Little did I understand the profundity of these words uttered by my mom when she tried to comfort me as I gasped in horror at my pan of runny fudge. I was only 12 but I knew that fudge is not supposed to be runny. It was an obvious sign that I should never make fudge again. A 12 year old girl knows these things. If at first I fail... never ever try again.

The sad thing is that adults too often respond to failure in just the same way. A cake is lopsided, a pie suffers from the dreaded soggy bottom, or that loaf of bread could be mistaken for a brick. Sometimes life throws unexpected and very unwelcome curve balls at each of us. Is it time to quit or is it time to remember that we all do, indeed, have our little failures? Failure is not an "if" of life. It is a when. It does not matter that one fails. What matters is what one does in the face of failure.

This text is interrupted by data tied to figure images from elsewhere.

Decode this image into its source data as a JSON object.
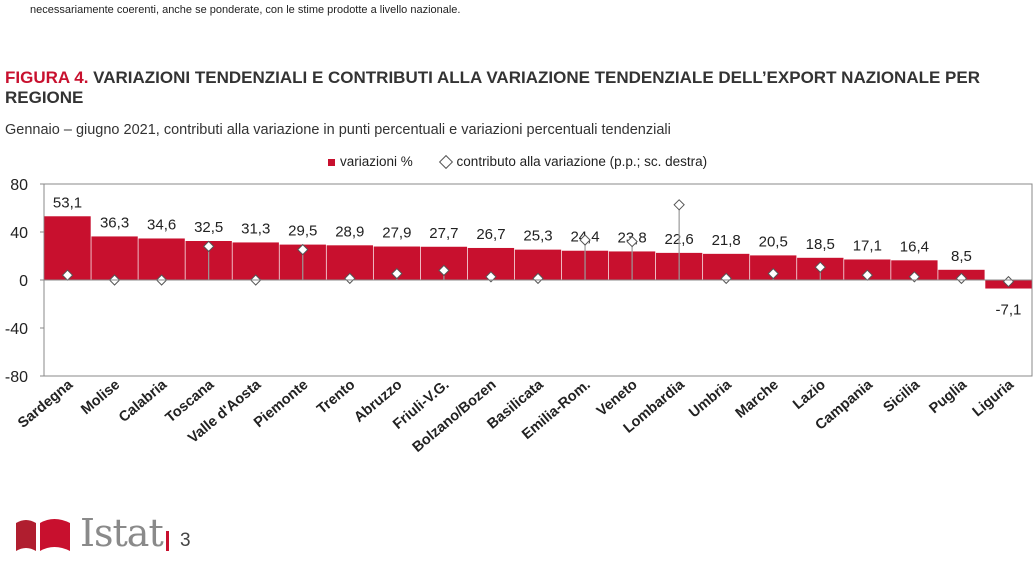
{
  "note": "necessariamente coerenti, anche se ponderate, con le stime prodotte a livello nazionale.",
  "figure": {
    "label": "FIGURA 4.",
    "title": "VARIAZIONI TENDENZIALI E CONTRIBUTI ALLA VARIAZIONE TENDENZIALE DELL’EXPORT NAZIONALE PER REGIONE",
    "subtitle": "Gennaio – giugno 2021, contributi alla variazione in punti percentuali e variazioni percentuali tendenziali"
  },
  "chart_data": {
    "type": "bar",
    "categories": [
      "Sardegna",
      "Molise",
      "Calabria",
      "Toscana",
      "Valle d'Aosta",
      "Piemonte",
      "Trento",
      "Abruzzo",
      "Friuli-V.G.",
      "Bolzano/Bozen",
      "Basilicata",
      "Emilia-Rom.",
      "Veneto",
      "Lombardia",
      "Umbria",
      "Marche",
      "Lazio",
      "Campania",
      "Sicilia",
      "Puglia",
      "Liguria"
    ],
    "series": [
      {
        "name": "variazioni %",
        "axis": "left",
        "values": [
          53.1,
          36.3,
          34.6,
          32.5,
          31.3,
          29.5,
          28.9,
          27.9,
          27.7,
          26.7,
          25.3,
          24.4,
          23.8,
          22.6,
          21.8,
          20.5,
          18.5,
          17.1,
          16.4,
          8.5,
          -7.1
        ],
        "labels": [
          "53,1",
          "36,3",
          "34,6",
          "32,5",
          "31,3",
          "29,5",
          "28,9",
          "27,9",
          "27,7",
          "26,7",
          "25,3",
          "24,4",
          "23,8",
          "22,6",
          "21,8",
          "20,5",
          "18,5",
          "17,1",
          "16,4",
          "8,5",
          "-7,1"
        ]
      },
      {
        "name": "contributo alla variazione (p.p.; sc. destra)",
        "axis": "right",
        "marker": "diamond",
        "values": [
          0.3,
          0.0,
          0.0,
          2.1,
          0.0,
          1.9,
          0.1,
          0.4,
          0.6,
          0.2,
          0.1,
          2.5,
          2.4,
          4.7,
          0.1,
          0.4,
          0.8,
          0.3,
          0.2,
          0.1,
          -0.1
        ]
      }
    ],
    "ylim": [
      -80,
      80
    ],
    "yticks": [
      "80",
      "40",
      "0",
      "-40",
      "-80"
    ],
    "y2lim": [
      -6,
      6
    ],
    "grid": false,
    "legend": "top"
  },
  "footer": {
    "brand": "Istat",
    "page": "3"
  },
  "colors": {
    "bar": "#c8102e",
    "axis": "#888888"
  }
}
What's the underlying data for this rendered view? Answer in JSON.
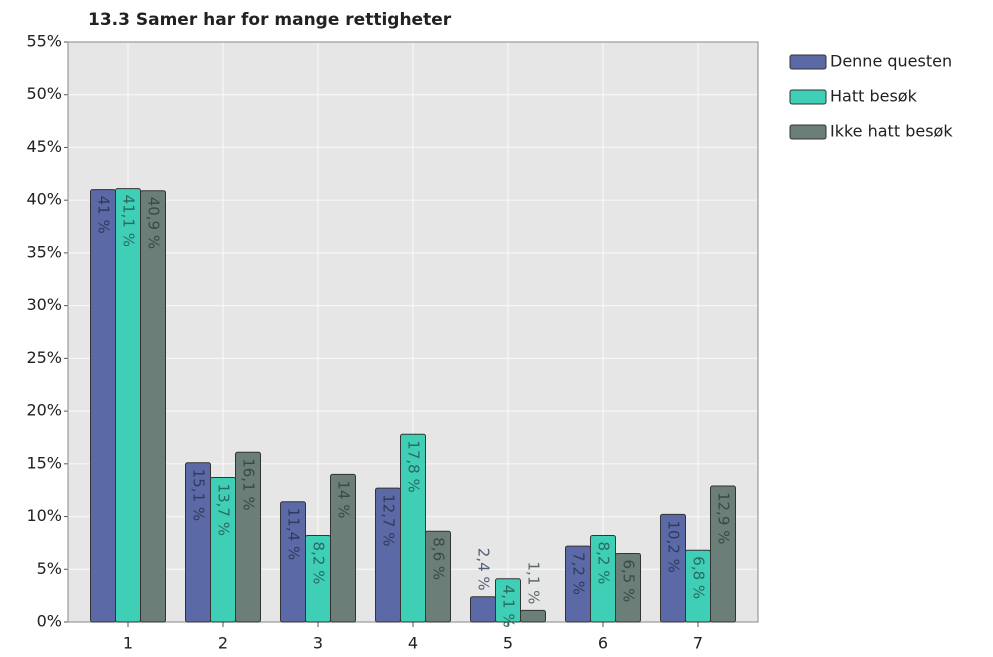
{
  "chart_data": {
    "type": "bar",
    "title": "13.3 Samer har for mange rettigheter",
    "categories": [
      "1",
      "2",
      "3",
      "4",
      "5",
      "6",
      "7"
    ],
    "series": [
      {
        "name": "Denne questen",
        "color": "#5b6aa6",
        "values": [
          41,
          15.1,
          11.4,
          12.7,
          2.4,
          7.2,
          10.2
        ],
        "value_labels": [
          "41 %",
          "15,1 %",
          "11,4 %",
          "12,7 %",
          "2,4 %",
          "7,2 %",
          "10,2 %"
        ]
      },
      {
        "name": "Hatt besøk",
        "color": "#3ecfb6",
        "values": [
          41.1,
          13.7,
          8.2,
          17.8,
          4.1,
          8.2,
          6.8
        ],
        "value_labels": [
          "41,1 %",
          "13,7 %",
          "8,2 %",
          "17,8 %",
          "4,1 %",
          "8,2 %",
          "6,8 %"
        ]
      },
      {
        "name": "Ikke hatt besøk",
        "color": "#6b7e77",
        "values": [
          40.9,
          16.1,
          14,
          8.6,
          1.1,
          6.5,
          12.9
        ],
        "value_labels": [
          "40,9 %",
          "16,1 %",
          "14 %",
          "8,6 %",
          "1,1 %",
          "6,5 %",
          "12,9 %"
        ]
      }
    ],
    "ylim": [
      0,
      55
    ],
    "yticks": [
      {
        "value": 0,
        "label": "0%"
      },
      {
        "value": 5,
        "label": "5%"
      },
      {
        "value": 10,
        "label": "10%"
      },
      {
        "value": 15,
        "label": "15%"
      },
      {
        "value": 20,
        "label": "20%"
      },
      {
        "value": 25,
        "label": "25%"
      },
      {
        "value": 30,
        "label": "30%"
      },
      {
        "value": 35,
        "label": "35%"
      },
      {
        "value": 40,
        "label": "40%"
      },
      {
        "value": 45,
        "label": "45%"
      },
      {
        "value": 50,
        "label": "50%"
      },
      {
        "value": 55,
        "label": "55%"
      }
    ],
    "grid": true,
    "legend": "top-right"
  }
}
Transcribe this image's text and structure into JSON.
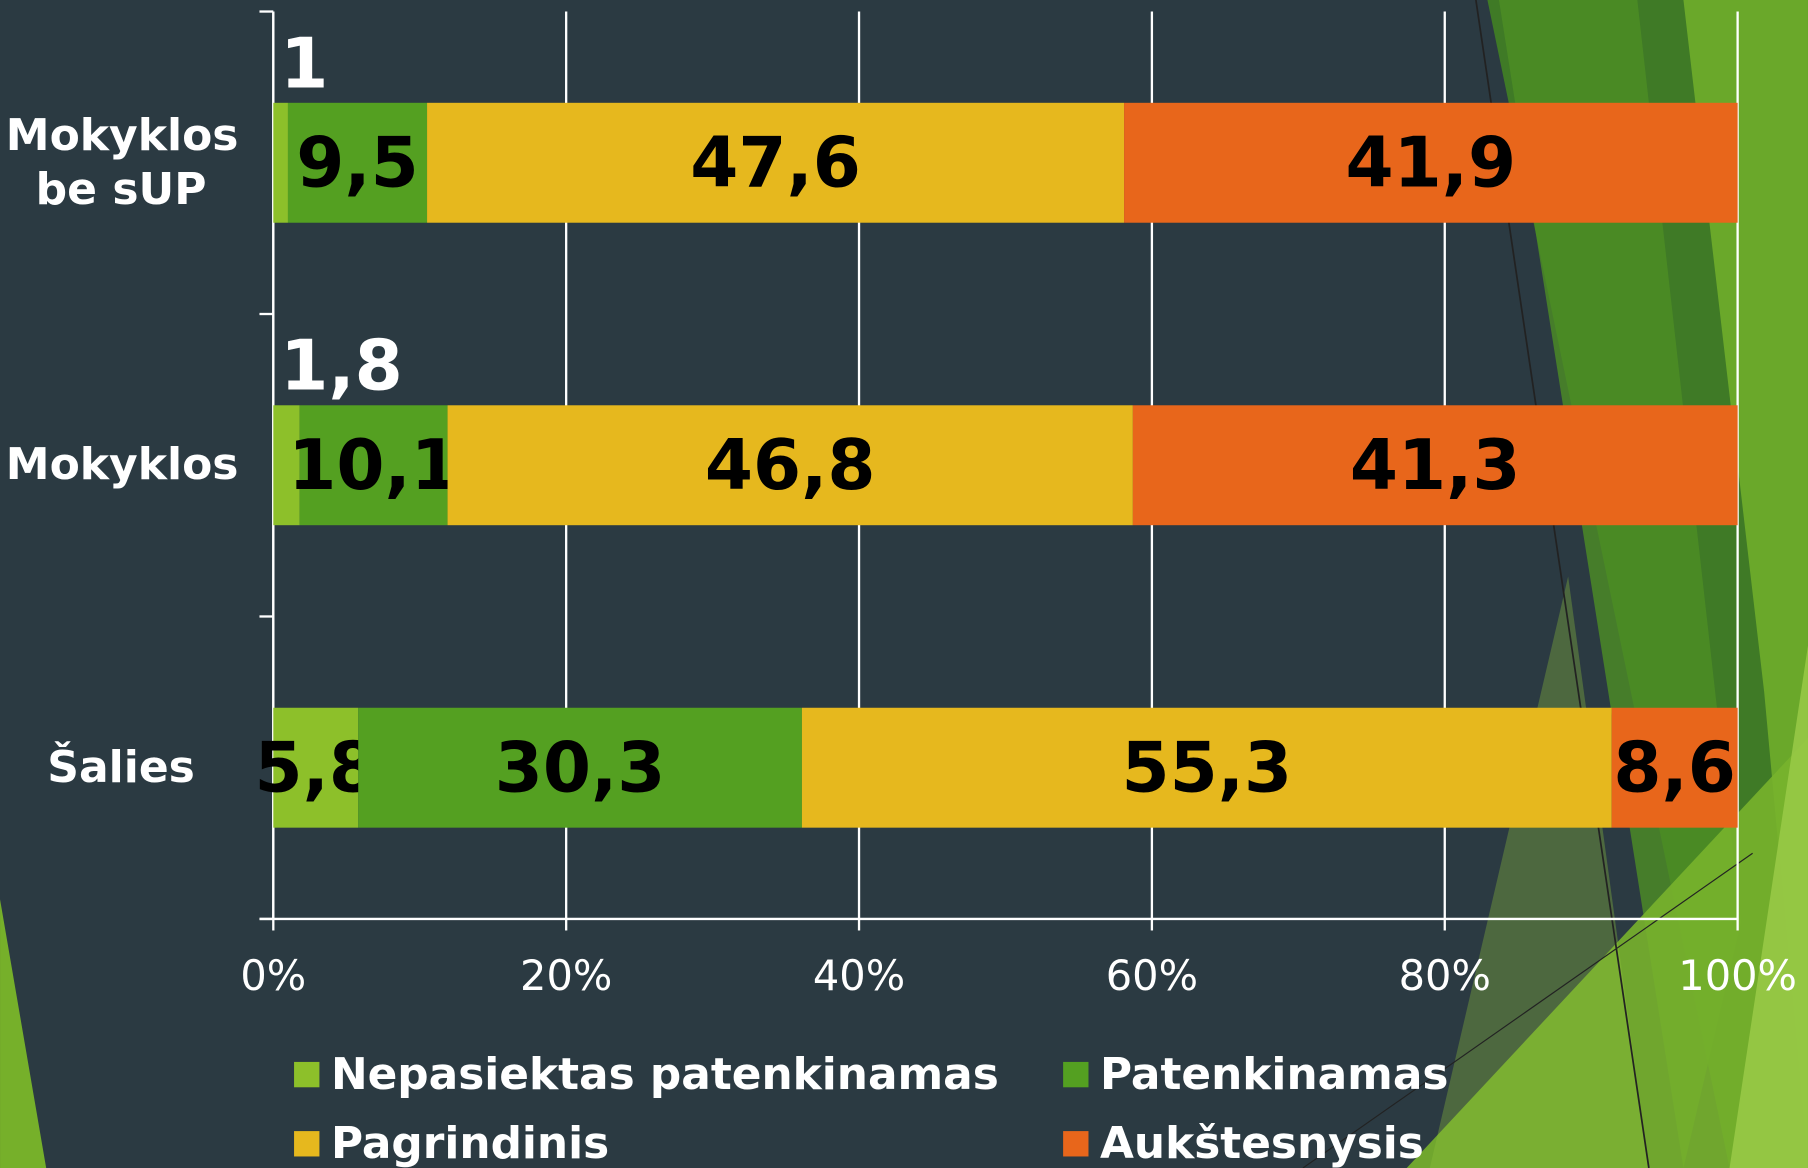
{
  "chart_data": {
    "type": "stacked_bar_horizontal",
    "categories": [
      "Mokyklos be sUP",
      "Mokyklos",
      "Šalies"
    ],
    "series": [
      {
        "name": "Nepasiektas patenkinamas",
        "color": "#8dc02a",
        "values": [
          1,
          1.8,
          5.8
        ],
        "value_labels": [
          "1",
          "1,8",
          "5,8"
        ]
      },
      {
        "name": "Patenkinamas",
        "color": "#54a021",
        "values": [
          9.5,
          10.1,
          30.3
        ],
        "value_labels": [
          "9,5",
          "10,1",
          "30,3"
        ]
      },
      {
        "name": "Pagrindinis",
        "color": "#e6b81e",
        "values": [
          47.6,
          46.8,
          55.3
        ],
        "value_labels": [
          "47,6",
          "46,8",
          "55,3"
        ]
      },
      {
        "name": "Aukštesnysis",
        "color": "#e8661b",
        "values": [
          41.9,
          41.3,
          8.6
        ],
        "value_labels": [
          "41,9",
          "41,3",
          "8,6"
        ]
      }
    ],
    "xlim": [
      0,
      100
    ],
    "xticks": [
      {
        "value": 0,
        "label": "0%"
      },
      {
        "value": 20,
        "label": "20%"
      },
      {
        "value": 40,
        "label": "40%"
      },
      {
        "value": 60,
        "label": "60%"
      },
      {
        "value": 80,
        "label": "80%"
      },
      {
        "value": 100,
        "label": "100%"
      }
    ],
    "grid": true
  }
}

Mimi's Kitchen was recently host to one of the many little failures of life. I was intrigued by vintage recipes of molded Jell-O. I found a mold at a local junk store and knew the time had come to introduce Friends of the Kitchen to molded Jell-O salad. With my 50¢ mold and a box of lime Jell-O in the pantry I was ready to make Under-the Sea Salad.

I approached the vintage project with great confidence that in a mere 12 hours a green tower of Jell-O would stand tall on my mid- century dessert platter. I followed the recipe precisely. I even added salt as per instructions. I let the first green layer chill in my mold until set, but not firm. Then I carefully scooped the next layer of cream cheese and green Jell-O mixture into the mold and set the whole salty affair back into the refrigerator to set until firm.

The next day I tested my Jell-O. It appeared to be completely firm. I carefully followed instructions for un-molding a Jell-O salad and it worked! I heard the ever so faint suction noise as the Jell-O released itself from the mold and landed with a faint 'plop' on my perfectly cute 1940s dessert plate. It looked great but only for a moment.

As soon as the Jell-O realized it was no longer contained by a vintage mold it began to leak and ooze and finally collapsed into a puddle. *sigh*

I quickly tasted each layer before they completed puddled themselves and discovered that salted green Jell-O tastes like sea water. Blech! I also discovered that cream cheese and Jell-O do not taste particularly good when mixed together.

This time I did not cry in the face of my little failure. I giggled and took pictures and tasted the yucky mess a few more times before tossing it down the garbage disposal.

I will try molded Jell-O salad again but I will not add salt. That tastes yucky.